TELESILLA, Greek poetess, a native of Argos, one of the so-called nine lyric muses. According to the traditional story, when Cleomenes, king of Sparta, invaded the land of the Argives in 510 B.C., and slew all the males capable of bearing arms, Telesilla, dressed in men's clothes, put herself at the head of the women and repelled an attack upon the city of Argos. To commemorate this exploit, a statue of the poetess, in the act of putting on a helmet, with books lying at her feet, was set up in the temple of Aphrodite at Argos. The festival Hybristica or Endymatia, in which men and women exchanged clothes, also celebrated the heroism of her female compatriots. Herodotus (vi. 76) does not refer to the intervention of Telesilla, but mentions an oracle which predicted that the female should conquer the male, whence the tradition itself may have been derived.
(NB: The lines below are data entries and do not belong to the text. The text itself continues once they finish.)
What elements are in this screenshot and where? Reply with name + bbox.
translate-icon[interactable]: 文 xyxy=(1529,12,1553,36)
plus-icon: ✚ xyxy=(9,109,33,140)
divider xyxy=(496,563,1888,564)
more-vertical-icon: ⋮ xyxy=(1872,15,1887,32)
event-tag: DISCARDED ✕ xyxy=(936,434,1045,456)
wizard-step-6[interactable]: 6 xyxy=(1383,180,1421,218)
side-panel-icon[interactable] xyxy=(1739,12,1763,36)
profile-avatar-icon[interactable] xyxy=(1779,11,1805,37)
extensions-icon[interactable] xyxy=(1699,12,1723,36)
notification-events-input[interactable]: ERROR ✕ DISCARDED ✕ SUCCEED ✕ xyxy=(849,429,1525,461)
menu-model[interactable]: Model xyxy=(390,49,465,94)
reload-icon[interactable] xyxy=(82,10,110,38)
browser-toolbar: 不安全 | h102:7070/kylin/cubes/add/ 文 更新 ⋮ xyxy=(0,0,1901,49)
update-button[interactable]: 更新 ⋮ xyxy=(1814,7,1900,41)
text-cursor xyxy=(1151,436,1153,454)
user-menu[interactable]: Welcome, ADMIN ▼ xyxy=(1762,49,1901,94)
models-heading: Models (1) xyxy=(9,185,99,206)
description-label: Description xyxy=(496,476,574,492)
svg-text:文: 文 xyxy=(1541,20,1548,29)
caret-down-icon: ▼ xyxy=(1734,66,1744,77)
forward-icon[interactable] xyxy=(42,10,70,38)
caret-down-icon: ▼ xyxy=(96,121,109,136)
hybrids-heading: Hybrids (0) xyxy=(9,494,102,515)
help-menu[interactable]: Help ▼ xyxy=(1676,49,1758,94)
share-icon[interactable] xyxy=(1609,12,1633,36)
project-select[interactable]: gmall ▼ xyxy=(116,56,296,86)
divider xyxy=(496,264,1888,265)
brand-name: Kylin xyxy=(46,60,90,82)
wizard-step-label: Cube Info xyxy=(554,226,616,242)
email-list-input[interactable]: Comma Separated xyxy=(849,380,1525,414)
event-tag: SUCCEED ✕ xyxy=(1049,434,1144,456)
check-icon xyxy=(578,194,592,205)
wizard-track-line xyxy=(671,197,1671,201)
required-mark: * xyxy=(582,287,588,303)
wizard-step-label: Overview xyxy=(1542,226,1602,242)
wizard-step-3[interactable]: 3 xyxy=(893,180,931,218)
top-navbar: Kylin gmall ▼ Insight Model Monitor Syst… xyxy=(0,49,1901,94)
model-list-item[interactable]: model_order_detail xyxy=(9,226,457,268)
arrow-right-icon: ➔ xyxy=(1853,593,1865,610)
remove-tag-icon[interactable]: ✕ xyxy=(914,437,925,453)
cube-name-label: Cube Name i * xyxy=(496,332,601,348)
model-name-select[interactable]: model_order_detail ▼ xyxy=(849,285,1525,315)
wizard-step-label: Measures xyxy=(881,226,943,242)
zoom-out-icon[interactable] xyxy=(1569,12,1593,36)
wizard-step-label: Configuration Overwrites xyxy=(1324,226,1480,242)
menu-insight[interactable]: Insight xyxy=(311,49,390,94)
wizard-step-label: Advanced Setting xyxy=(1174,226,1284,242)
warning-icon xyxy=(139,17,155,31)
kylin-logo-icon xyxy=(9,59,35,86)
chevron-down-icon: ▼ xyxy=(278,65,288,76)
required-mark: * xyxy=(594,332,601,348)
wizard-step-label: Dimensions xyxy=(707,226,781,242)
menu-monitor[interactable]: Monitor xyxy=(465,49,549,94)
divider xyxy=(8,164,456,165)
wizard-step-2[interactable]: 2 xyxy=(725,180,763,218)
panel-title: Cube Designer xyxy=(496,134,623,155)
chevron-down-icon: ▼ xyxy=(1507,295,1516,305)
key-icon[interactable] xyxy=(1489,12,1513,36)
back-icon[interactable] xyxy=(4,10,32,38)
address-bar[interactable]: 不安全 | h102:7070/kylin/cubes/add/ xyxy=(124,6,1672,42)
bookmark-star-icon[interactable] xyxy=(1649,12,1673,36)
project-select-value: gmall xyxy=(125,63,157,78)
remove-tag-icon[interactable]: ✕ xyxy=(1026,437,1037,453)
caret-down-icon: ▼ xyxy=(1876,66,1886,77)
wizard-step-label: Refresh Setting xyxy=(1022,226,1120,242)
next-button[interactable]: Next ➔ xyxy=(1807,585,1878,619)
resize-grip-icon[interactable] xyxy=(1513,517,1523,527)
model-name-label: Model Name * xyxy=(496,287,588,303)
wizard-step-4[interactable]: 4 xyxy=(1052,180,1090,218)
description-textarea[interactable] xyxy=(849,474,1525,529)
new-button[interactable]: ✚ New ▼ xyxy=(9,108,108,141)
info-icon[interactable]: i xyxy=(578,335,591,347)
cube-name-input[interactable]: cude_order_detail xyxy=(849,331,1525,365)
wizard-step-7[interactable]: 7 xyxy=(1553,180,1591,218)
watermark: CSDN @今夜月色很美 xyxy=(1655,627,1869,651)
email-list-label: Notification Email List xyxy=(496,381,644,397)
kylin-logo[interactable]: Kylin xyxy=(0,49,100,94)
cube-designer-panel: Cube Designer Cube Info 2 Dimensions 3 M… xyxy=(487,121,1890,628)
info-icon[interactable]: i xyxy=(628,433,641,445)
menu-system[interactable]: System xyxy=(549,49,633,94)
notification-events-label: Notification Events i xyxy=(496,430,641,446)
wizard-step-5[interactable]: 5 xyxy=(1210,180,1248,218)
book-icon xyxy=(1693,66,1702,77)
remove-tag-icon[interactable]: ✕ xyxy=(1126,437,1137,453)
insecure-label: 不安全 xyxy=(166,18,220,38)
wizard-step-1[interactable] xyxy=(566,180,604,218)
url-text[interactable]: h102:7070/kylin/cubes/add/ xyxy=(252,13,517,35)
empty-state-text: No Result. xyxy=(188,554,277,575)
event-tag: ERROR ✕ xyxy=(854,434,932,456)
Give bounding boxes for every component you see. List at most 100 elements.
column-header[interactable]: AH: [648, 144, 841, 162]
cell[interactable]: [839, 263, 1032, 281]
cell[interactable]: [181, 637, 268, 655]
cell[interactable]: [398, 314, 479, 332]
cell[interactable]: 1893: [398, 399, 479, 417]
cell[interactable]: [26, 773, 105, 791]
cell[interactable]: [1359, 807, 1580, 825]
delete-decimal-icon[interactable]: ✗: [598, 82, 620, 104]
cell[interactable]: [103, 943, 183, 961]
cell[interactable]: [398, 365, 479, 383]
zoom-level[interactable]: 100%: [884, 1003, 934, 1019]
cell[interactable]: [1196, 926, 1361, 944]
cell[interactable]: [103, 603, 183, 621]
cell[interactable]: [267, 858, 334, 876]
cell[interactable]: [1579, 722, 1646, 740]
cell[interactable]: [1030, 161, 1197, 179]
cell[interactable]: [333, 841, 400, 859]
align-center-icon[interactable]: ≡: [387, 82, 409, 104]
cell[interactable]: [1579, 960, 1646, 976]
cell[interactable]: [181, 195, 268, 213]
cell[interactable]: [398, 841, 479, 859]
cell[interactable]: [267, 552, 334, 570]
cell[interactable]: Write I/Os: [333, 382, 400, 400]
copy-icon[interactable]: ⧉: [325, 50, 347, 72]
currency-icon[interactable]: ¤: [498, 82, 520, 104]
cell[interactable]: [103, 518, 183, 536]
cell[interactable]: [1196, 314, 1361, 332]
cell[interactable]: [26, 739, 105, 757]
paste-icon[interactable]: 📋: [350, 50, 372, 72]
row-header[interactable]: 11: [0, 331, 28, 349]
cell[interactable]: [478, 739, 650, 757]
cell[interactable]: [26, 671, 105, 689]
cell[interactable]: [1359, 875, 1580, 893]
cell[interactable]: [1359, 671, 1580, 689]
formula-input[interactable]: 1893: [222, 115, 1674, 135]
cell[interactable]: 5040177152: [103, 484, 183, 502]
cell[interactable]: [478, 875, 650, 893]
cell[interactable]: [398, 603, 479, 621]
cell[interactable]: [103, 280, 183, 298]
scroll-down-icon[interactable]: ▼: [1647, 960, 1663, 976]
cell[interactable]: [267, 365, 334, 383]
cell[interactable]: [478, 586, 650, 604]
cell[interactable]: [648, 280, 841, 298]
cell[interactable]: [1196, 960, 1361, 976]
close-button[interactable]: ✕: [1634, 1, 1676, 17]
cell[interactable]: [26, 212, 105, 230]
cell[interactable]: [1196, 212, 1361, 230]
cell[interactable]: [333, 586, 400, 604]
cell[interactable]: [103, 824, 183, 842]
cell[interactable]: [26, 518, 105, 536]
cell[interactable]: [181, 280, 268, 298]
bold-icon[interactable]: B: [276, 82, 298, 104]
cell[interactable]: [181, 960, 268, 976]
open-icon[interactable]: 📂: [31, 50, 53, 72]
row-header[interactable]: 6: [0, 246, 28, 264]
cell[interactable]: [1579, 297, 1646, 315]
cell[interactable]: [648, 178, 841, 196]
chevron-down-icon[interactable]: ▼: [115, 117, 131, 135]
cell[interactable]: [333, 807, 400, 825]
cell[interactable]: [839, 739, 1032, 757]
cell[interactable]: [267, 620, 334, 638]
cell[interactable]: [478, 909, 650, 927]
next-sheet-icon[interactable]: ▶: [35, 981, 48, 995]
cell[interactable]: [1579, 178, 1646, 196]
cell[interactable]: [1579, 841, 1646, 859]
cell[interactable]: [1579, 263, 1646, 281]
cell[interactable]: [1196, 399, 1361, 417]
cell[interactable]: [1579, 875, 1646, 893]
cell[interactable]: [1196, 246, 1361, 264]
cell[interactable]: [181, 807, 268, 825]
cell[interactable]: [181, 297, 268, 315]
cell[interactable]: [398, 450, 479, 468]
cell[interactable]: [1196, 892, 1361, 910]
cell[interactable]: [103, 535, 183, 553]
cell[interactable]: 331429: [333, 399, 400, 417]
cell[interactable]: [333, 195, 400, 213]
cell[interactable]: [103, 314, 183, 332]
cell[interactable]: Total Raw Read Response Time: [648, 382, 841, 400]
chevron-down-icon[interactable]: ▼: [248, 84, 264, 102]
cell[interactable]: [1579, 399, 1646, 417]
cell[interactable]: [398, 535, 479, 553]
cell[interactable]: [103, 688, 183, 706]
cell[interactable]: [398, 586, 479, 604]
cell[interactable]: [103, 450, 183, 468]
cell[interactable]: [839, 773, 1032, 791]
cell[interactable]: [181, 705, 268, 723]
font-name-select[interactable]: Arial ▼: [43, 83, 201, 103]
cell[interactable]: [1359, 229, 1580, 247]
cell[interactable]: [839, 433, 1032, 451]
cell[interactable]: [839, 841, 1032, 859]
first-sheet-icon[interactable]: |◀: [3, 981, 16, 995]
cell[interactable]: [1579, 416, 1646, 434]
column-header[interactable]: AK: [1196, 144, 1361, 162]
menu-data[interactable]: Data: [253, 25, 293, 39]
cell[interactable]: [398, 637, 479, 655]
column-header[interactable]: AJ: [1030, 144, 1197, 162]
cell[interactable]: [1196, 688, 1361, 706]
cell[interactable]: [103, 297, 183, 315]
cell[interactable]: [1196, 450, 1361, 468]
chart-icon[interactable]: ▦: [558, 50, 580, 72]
Further, the statue seen by Pausanias may not have been intended for Telesilla; it would equally represent Aphrodite, in her character as wife of Ares and a warlike goddess (the books, however, seem out of place). The Hybristica, again, was most probably a religious festival connected with the worship of some androgynous divinity. Of Telesilla's poems only two lines remain, quoted by the grammarian Hephaestion, apparently from a Parthenion, or song for a chorus of maidens.

See Pausanias ii. 20, 8; Plutarch, De Virtut. Mulierum, 8; Clement of Alexandria, Stromata, iv. 19, p. 522; Bergk, Poetae Lyrici Graeci, iii.; and especially Macan, Herodotus iv.-vi., i. 336 foll. and notes.